The straightman to his acting out is his niece Jen, who's more outwardly depressed.  Sullen, withdrawn and hiding underneath a baggy jumper, she's volatile and defensive.  We quickly realise that she's grieving, and like detectives we slowly piece together the jigsaw of what's happened.  Without spoiling too much, her beloved father has died in disgrace and the play follows her through the stages of grief as she tries to come to terms with her perception of him.

Though this is a two man play there's a third, unseen character looming above. Never named, Jen's father and Len's brother haunts the play; from the junk behind the characters, to the boxes of clothes, books and anecdotes that reveal the life of the dead man.  Eventually we build a mental picture of the man; an amalgam of Rolf Harris and Dave Lee Travis with a pinch of Alan Partridge for good measure.  Our perceptions gradually shift throughout the play, roughly aligning with Jen's.


Cans swings its tonal pendulum between depressing and funny, the generally gloomy tone punctuated by moments of mordant black humour and odd splodge of genuine goofiness. What shines through above all else is an extreme empathy; most obviously towards Jen and Len, but stretching out to the peripheral characters we only hear about and even, boldly, towards the disgraced rapist.

The idea of 'sympathy for the rapist' is a unimaginably deadly dramatic minefield, especially when the victims are anonymous off-stage presences.  Cans successfully traverses it not by justifying or defending unforgivable actions, but by analysing them as the actions of a person rather than a monster.  Cleverly we demolish some false defences: that it happened so long ago that he can't be held accountable now, that the good the rapist did in his life outweighs the bad or that simply someone who was such a good father couldn't possibly have done things like this.

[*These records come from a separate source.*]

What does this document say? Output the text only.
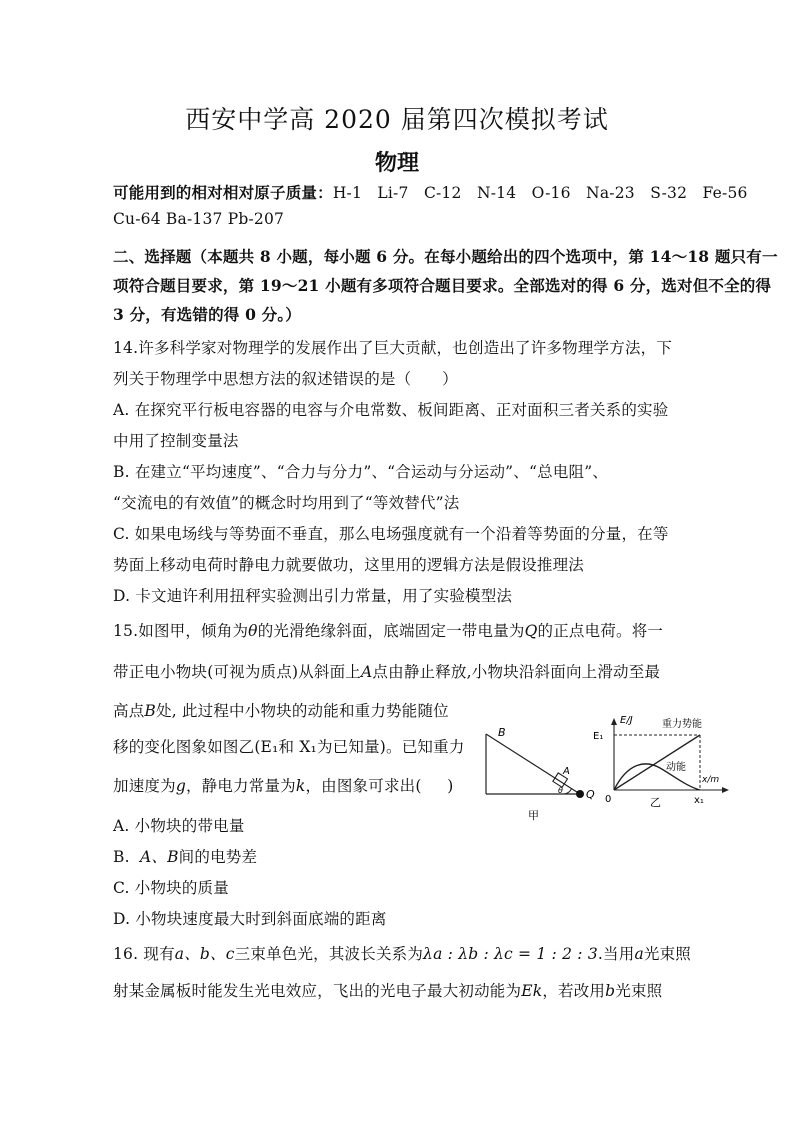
西安中学高 2020 届第四次模拟考试
物理
可能用到的相对相对原子质量：H-1   Li-7   C-12   N-14   O-16   Na-23   S-32   Fe-56
Cu-64 Ba-137 Pb-207
二、选择题（本题共 8 小题，每小题 6 分。在每小题给出的四个选项中，第 14～18 题只有一
项符合题目要求，第 19～21 小题有多项符合题目要求。全部选对的得 6 分，选对但不全的得
3 分，有选错的得 0 分。）
14.许多科学家对物理学的发展作出了巨大贡献，也创造出了许多物理学方法，下
列关于物理学中思想方法的叙述错误的是（      ）
A. 在探究平行板电容器的电容与介电常数、板间距离、正对面积三者关系的实验
中用了控制变量法
B. 在建立“平均速度”、“合力与分力”、“合运动与分运动”、“总电阻”、
“交流电的有效值”的概念时均用到了“等效替代”法
C. 如果电场线与等势面不垂直，那么电场强度就有一个沿着等势面的分量，在等
势面上移动电荷时静电力就要做功，这里用的逻辑方法是假设推理法
D. 卡文迪许利用扭秤实验测出引力常量，用了实验模型法
15.如图甲，倾角为θ的光滑绝缘斜面，底端固定一带电量为Q的正点电荷。将一
带正电小物块(可视为质点)从斜面上A点由静止释放,小物块沿斜面向上滑动至最
高点B处, 此过程中小物块的动能和重力势能随位
移的变化图象如图乙(E₁和 X₁为已知量)。已知重力
加速度为g，静电力常量为k，由图象可求出(     )
A. 小物块的带电量
B.  A、B间的电势差
C. 小物块的质量
D. 小物块速度最大时到斜面底端的距离
16. 现有a、b、c三束单色光，其波长关系为λa : λb : λc = 1 : 2 : 3.当用a光束照
射某金属板时能发生光电效应，飞出的光电子最大初动能为Ek，若改用b光束照
B
A
Q
θ
甲
E/J
E₁
重力势能
动能
x/m
0	乙	x₁
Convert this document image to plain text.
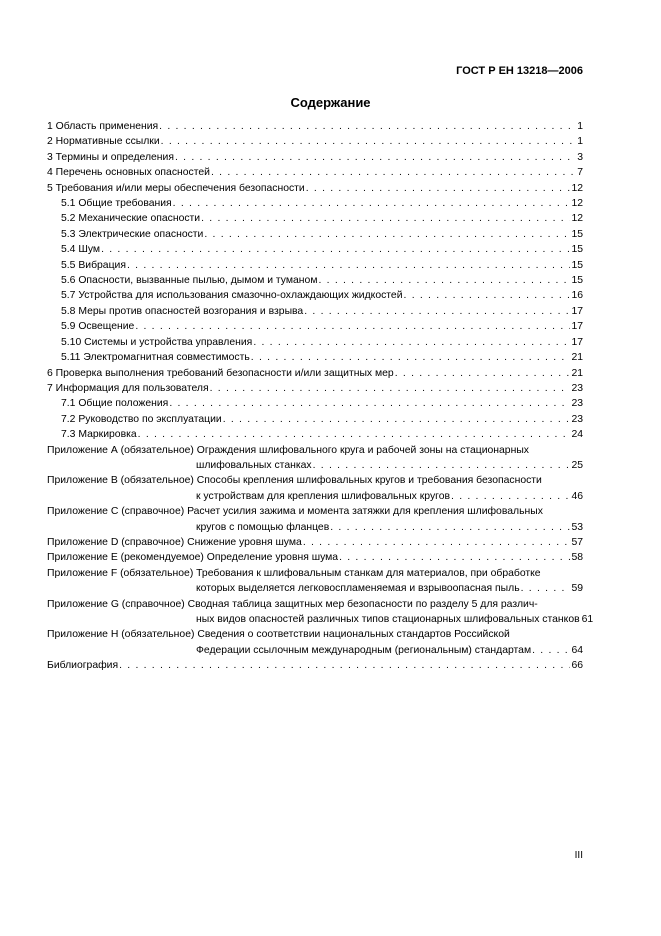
ГОСТ Р ЕН 13218—2006
Содержание
1 Область применения . . .	1
2 Нормативные ссылки . . .	1
3 Термины и определения . . .	3
4 Перечень основных опасностей . . .	7
5 Требования и/или меры обеспечения безопасности . . .	12
5.1 Общие требования . . .	12
5.2 Механические опасности . . .	12
5.3 Электрические опасности . . .	15
5.4 Шум . . .	15
5.5 Вибрация . . .	15
5.6 Опасности, вызванные пылью, дымом и туманом . . .	15
5.7 Устройства для использования смазочно-охлаждающих жидкостей . . .	16
5.8 Меры против опасностей возгорания и взрыва . . .	17
5.9 Освещение . . .	17
5.10 Системы и устройства управления . . .	17
5.11 Электромагнитная совместимость . . .	21
6 Проверка выполнения требований безопасности и/или защитных мер . . .	21
7 Информация для пользователя . . .	23
7.1 Общие положения . . .	23
7.2 Руководство по эксплуатации . . .	23
7.3 Маркировка . . .	24
Приложение А (обязательное) Ограждения шлифовального круга и рабочей зоны на стационарных
шлифовальных станках . . .	25
Приложение В (обязательное) Способы крепления шлифовальных кругов и требования безопасности
к устройствам для крепления шлифовальных кругов . . .	46
Приложение С (справочное) Расчет усилия зажима и момента затяжки для крепления шлифовальных
кругов с помощью фланцев . . .	53
Приложение D (справочное) Снижение уровня шума . . .	57
Приложение Е (рекомендуемое) Определение уровня шума . . .	58
Приложение F (обязательное) Требования к шлифовальным станкам для материалов, при обработке
которых выделяется легковоспламеняемая и взрывоопасная пыль . . .	59
Приложение G (справочное) Сводная таблица защитных мер безопасности по разделу 5 для различ-
ных видов опасностей различных типов стационарных шлифовальных станков 61
Приложение Н (обязательное) Сведения о соответствии национальных стандартов Российской
Федерации ссылочным международным (региональным) стандартам . . .	64
Библиография . . .	66
III
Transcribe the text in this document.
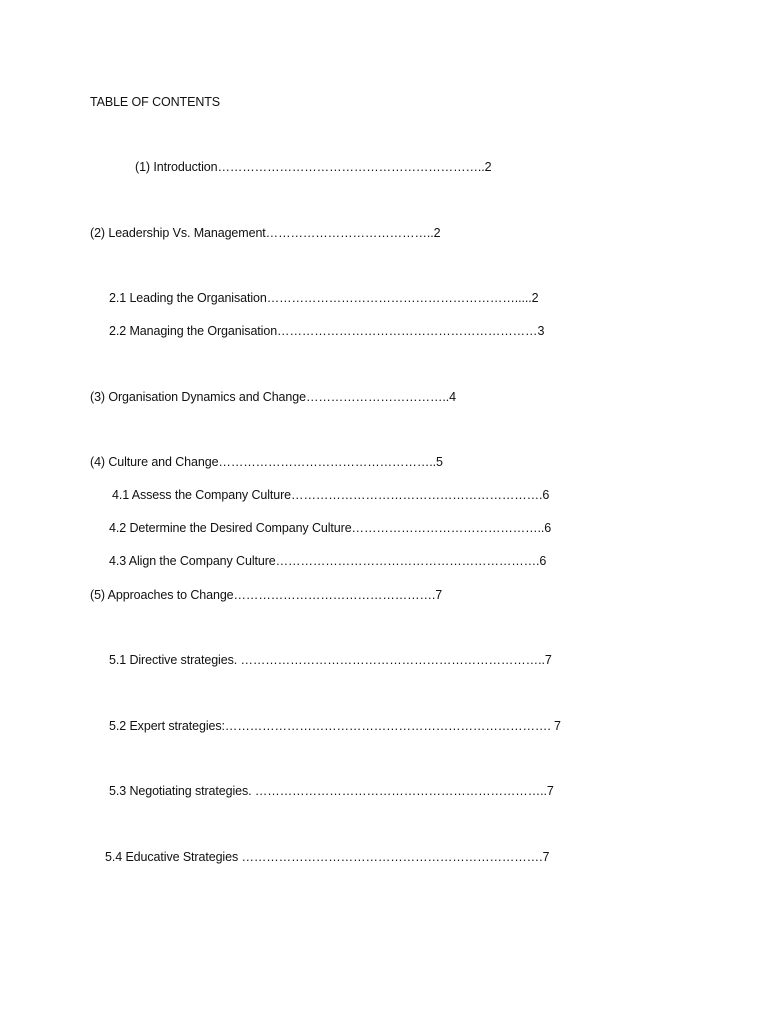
TABLE OF CONTENTS
(1) Introduction………………………………………………………..2
(2) Leadership Vs. Management…………………………………..2
2.1 Leading the Organisation…………………………………………………….....2
2.2 Managing the Organisation………………………………………………………3
(3) Organisation Dynamics and Change……………………………..4
(4) Culture and Change……………………………………………..5
4.1 Assess the Company Culture…………………………………………………….6
4.2 Determine the Desired Company Culture………………………………………..6
4.3 Align the Company Culture……………………………………………………….6
(5) Approaches to Change………………………………………….7
5.1 Directive strategies. ………………………………………………………………..7
5.2 Expert strategies:……………………………………………………………………. 7
5.3 Negotiating strategies. ……………………………………………………………..7
5.4 Educative Strategies ……………………………………………………………….7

Slade is smart enough to allow us to identify and sympathise with his characters at precisely the same time as we recognise that they're in deep denial.  This is the knot that lies at the heart of the play, layers upon layers of lies, anger and paranoia gradually being disentangled and discarded until we arrive at a cathartic acceptance that Cans has painfully earned.

Both Graham O'Mara and Jennifer Clement give beautifully complex performances. They quickly establish a mutually supportive performance style whereby one can feed from the other's performance.  The sense that they're old friends bouncing off each is crucial to making the characters work, and at their best moments you can almost peer inside their heads and watch their thoughts formulate.  Though both Jen and Len are occasionally exasperating and sometimes just plain wrong, the carefully pitched performances give us space to totally disagree with them and still find them basically likeable.  

The entire play being set inside a concrete walled garage doesn't make for the most dynamic staging you'll ever see; but the grey walls adequately mirror the numb emotional funk that fills the play, something underlined by the detritus of a dead man that's scattered all around them.  Among this naturalistic scenery there's a few expressionistic touches, between scenes the fluorescent flicker madly, sending harsh shadows across the scattered furniture.   Within this there's a careful attention to detail.  As we go through the dead man's possessions we can read the books he read, all of which appear to have been chosen specifically for what they say about him.  It's touches like these that elevate a production above the crowd, cramming character into even the smallest part of the production.

I go to the theatre a lot, and (with some exceptions) you can usually tell within the first 10 minutes whether a play is going to suck.  In Cans I realised almost straight away that it was going to be great.  This is a confident, intelligent and well executed piece of drama that deserves an audience.  Go check it out!